Supermarket giants slammed for 'half-baked' effort to help struggling farmers
Supermarkets that introduced a milk levy to support drought-affected farmers have been slammed for the “half-baked” plan by federal Agriculture Minister David Littleproud.
The minister said Coles and Woolworths failed to follow through with the original idea of a 10-cent-a-litre levy on all milk brands that would be paid to processors that supply supermarkets.
He took particular aim at Coles and said the supermarket was forced to take part in the scheme when rival Woolworths signed up.

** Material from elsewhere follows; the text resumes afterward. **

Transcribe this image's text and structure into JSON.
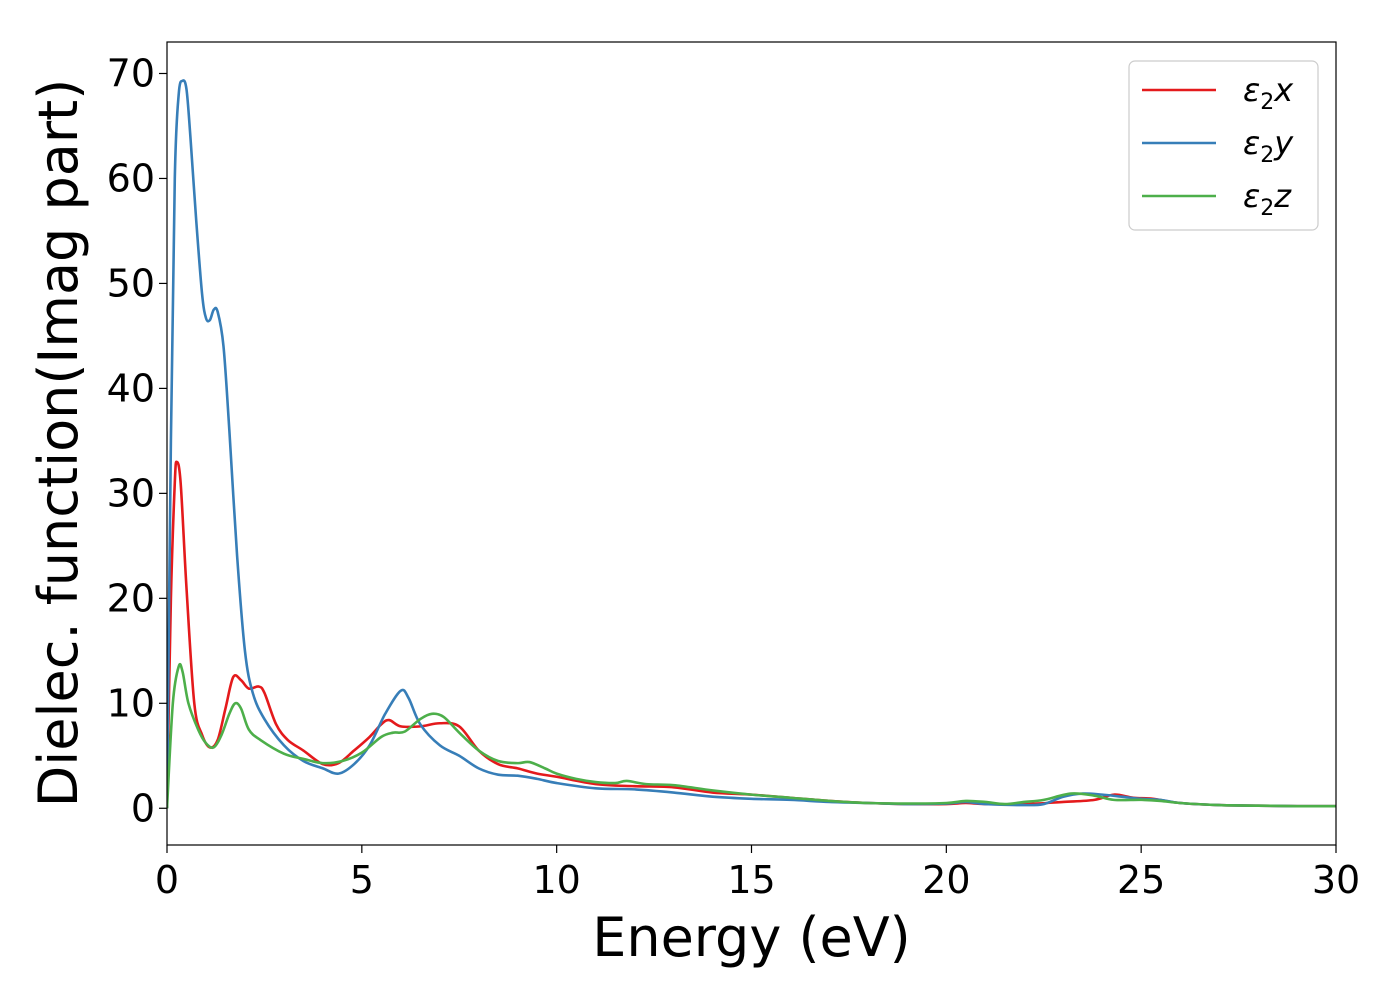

“The result is a half-baked policy which only applies to Coles’ 3-litre variety of their own milk brand – and may not even go back to the farmers who supply that tiny portion of drinking milk,” he said in a statement on Sunday.
But Coles hit back at the comments.
“It is disappointing that the minister has chosen to criticise Coles – which has already committed over $12 million for drought relief – before becoming familiar with the facts,” a spokesman said.
The company also appointed PwC as an independent auditor to oversee the application administration process and verify funds have been allocated to the farmers as promised, according to the spokesman.
The agriculture minister also took Woolworths and Aldi to task.
Woolworths has only been applying the levy to their own $1 milk and Aldi has refused to look at a levy at all, he said.
In September, dairy farmers called for a 10-cent-a-litre levy on all milk sales to help farmers battling drought.
Woolworths and Aldi have yet to respond to the comments.
Leading supermarkets however pointed towards an ACCC report which found there was no link in a rise in shelf price and the figure farmers received.